Data delay adds wrinkle to U.S. inflation bond sales

While the federal government ramped its operations back up on Thursday, 16 days of a partial shutdown have left some lingering headaches in certain corners of the bond market that rely on timely inflation data to value securities.

The small army of data collectors from the Bureau of Labor Statistics and the Census Bureau who gather pricing information each month on everything from animal crackers to automobiles were among the federal workers furloughed during the shutdown.

That has left a sizeable gap in the figures used to compile the Consumer Price Index, the broadest measure of U.S. inflation. Release of September's CPI reading, originally scheduled for October 16, was postponed and has been rescheduled to October 30.

Economists at the Federal Reserve Bank of Cleveland warned this week that the data-gathering hiatus could have an impact on the accuracy of the CPI until next May. The index is computed from 83,300 separate price quotes.

For fixed income securities traders and fund managers, the problem is that monthly CPI increases or decreases are essential to valuing a class of bonds designed to offer protection against inflation, which is a bondholder's greatest enemy. Principal and interest payments for these bonds, Treasury Inflation-Protected Securities, or TIPS, adjust to changes in CPI.

Imprecise CPI readings, analysts say, could further nick the appeal of TIPS, which are already under pressure on bets that wage and price growth will likely stay subdued due to the economic drag from the shutdown.

The appetite for the securities will face its first test next week when the Treasury will sell $7 billion more of an existing $16 billion series of 30-year TIPS, six days before the postponed release of the September CPI figures.

That means the TIPS Index Ratio used to help calculate the bond's principal will be two months old at the time of next week's auction. Typically, the CPI report is released prior to a TIPS auction.

While the delay is expected to have a relatively limited impact, "we are seeing more of a concession than usual," said Michael Pond, co-head of interest rate strategy at Barclays Capital in New York, meaning that investors are positioning for a somewhat lower price for the new amount being sold than for the amount currently outstanding.
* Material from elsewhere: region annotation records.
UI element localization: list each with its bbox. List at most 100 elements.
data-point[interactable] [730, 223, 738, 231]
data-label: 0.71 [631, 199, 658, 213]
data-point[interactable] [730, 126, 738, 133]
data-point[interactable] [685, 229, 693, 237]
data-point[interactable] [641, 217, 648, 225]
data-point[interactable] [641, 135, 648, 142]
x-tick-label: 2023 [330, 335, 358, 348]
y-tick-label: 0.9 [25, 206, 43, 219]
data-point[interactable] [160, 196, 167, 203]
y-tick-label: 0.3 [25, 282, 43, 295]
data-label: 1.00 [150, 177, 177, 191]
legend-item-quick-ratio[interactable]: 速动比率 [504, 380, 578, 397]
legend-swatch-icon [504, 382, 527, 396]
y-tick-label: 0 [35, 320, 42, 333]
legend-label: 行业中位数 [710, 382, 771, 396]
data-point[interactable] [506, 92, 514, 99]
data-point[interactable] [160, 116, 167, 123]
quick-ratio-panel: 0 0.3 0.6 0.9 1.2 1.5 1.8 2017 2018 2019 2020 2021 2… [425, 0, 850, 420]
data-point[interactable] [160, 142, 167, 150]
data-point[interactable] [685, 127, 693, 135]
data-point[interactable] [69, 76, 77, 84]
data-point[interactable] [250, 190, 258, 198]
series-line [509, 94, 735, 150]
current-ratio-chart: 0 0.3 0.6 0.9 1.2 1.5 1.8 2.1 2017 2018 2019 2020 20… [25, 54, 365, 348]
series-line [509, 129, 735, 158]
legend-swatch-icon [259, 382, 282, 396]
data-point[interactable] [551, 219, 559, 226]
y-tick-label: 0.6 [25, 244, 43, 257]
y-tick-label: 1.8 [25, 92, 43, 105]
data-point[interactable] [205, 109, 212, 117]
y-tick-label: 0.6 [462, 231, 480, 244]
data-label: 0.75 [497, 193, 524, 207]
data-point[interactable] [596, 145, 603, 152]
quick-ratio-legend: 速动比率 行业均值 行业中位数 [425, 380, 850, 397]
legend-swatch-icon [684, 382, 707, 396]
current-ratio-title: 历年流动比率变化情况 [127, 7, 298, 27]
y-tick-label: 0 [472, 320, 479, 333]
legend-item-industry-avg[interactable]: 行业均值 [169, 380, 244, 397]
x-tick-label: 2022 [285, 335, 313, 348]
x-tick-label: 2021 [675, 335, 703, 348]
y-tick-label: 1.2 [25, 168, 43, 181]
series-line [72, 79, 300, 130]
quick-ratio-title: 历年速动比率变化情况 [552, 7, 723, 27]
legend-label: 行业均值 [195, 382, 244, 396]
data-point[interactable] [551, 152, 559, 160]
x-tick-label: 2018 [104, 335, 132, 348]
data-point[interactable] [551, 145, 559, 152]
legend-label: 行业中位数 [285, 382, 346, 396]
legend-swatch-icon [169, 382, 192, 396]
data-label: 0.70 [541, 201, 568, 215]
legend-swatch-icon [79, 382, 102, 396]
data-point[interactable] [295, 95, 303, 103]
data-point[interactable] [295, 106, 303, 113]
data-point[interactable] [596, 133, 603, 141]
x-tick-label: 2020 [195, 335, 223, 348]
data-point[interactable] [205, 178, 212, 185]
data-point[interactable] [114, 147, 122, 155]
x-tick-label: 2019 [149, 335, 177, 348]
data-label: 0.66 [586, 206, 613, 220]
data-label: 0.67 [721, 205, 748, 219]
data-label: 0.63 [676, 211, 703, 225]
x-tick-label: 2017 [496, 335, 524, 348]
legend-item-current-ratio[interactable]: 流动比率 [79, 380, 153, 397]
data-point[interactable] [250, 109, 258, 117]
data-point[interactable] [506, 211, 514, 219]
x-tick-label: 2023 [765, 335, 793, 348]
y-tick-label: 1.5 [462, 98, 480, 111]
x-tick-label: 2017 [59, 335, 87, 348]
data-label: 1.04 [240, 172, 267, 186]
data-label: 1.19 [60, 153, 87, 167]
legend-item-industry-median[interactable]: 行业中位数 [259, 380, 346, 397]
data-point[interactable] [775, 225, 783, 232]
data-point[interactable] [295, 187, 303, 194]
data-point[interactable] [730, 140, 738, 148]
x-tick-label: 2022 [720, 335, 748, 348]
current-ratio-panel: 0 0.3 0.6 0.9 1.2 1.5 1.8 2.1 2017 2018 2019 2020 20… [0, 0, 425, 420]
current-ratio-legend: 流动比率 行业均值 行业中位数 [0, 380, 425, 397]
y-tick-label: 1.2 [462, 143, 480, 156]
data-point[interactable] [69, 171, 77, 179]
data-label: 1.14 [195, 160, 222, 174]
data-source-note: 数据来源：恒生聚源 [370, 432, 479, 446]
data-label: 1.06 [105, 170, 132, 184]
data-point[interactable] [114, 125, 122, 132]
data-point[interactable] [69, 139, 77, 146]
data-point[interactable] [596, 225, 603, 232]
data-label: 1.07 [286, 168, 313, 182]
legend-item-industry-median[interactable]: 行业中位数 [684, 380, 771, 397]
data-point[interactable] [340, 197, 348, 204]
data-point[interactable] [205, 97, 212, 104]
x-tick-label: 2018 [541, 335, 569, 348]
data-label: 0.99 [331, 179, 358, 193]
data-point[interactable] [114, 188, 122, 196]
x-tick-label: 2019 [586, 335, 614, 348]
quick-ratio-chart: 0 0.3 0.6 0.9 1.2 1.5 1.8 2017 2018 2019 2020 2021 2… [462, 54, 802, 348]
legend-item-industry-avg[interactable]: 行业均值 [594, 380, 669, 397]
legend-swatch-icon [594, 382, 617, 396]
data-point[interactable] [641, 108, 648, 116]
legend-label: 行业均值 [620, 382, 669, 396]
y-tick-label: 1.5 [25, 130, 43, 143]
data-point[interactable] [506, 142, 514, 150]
On Friday, the yield on the 30-year TIPS issue that will be reopened next Thursday was about 1.375 percent. Traders expect the added amount to this TIPS issue to fetch a slightly higher yield at 1.379 percent. A higher yield means a lower price since bond prices and yields move in opposite directions.

TIPS breakevens, or the differences between the yields on TIPS and regular Treasuries, shrank this week as investors snapped up regular Treasuries more than TIPS after the government reached an 11th hour agreement to avert a default by extending the government's $16.7 trillion borrowing authority.

The 30-year TIPS breakeven was 2.230 percentage points, compared with 2.345 points a week earlier.

The timing of the CPI delay comes when there are growing expectations the economic drag due to the first federal shutdown in 17 years will force the Federal Reserve to stick with its $85 billion monthly bond-purchase stimulus into 2014.

The Fed's program has helped push asset prices up but has not fanned wider price pressures in the economy. The absence of inflationary pressures could damp TIPS demand as well.

<^^^^^^^^^^^^^^^^^^^^^^^^^^^^^^^^^^^^^^^^^^^^^^^^^^^^^^^^^

Graphic: U.S. inflation http://link.reuters.com/guq93t

Graphic: U.S. consumer prices http://link.reuters.com/duq93t

^^^^^^^^^^^^^^^^^^^^^^^^^^^^^^^^^^^^^^^^^^^^^^^^^^^^^^^^^>

In August, the reference month for Thursday's auction, the CPI edged up just 0.1 percent, bringing its year-over-year increase to a modest 1.5 percent, which is below the 2 percent level for inflation targeted by the Fed.

Economists polled by Reuters expected the September CPI likely rose by 0.2 percent from a month earlier and by 1.2 percent from the previous year.

Although a last-minute deal in Congress averted a default and reopened the government on Thursday, another Washington episode of gridlock could unfold in early 2014, possibly causing another disruption to the economy, not to mention the government's collection of economic data.

"The real story here is the real economy, not the data collection. We expect (TIPS) breakevens to rise but if there continues to be a headwind due to the situation in Washington, that will keep inflation expectations low," Barclays' Pond said.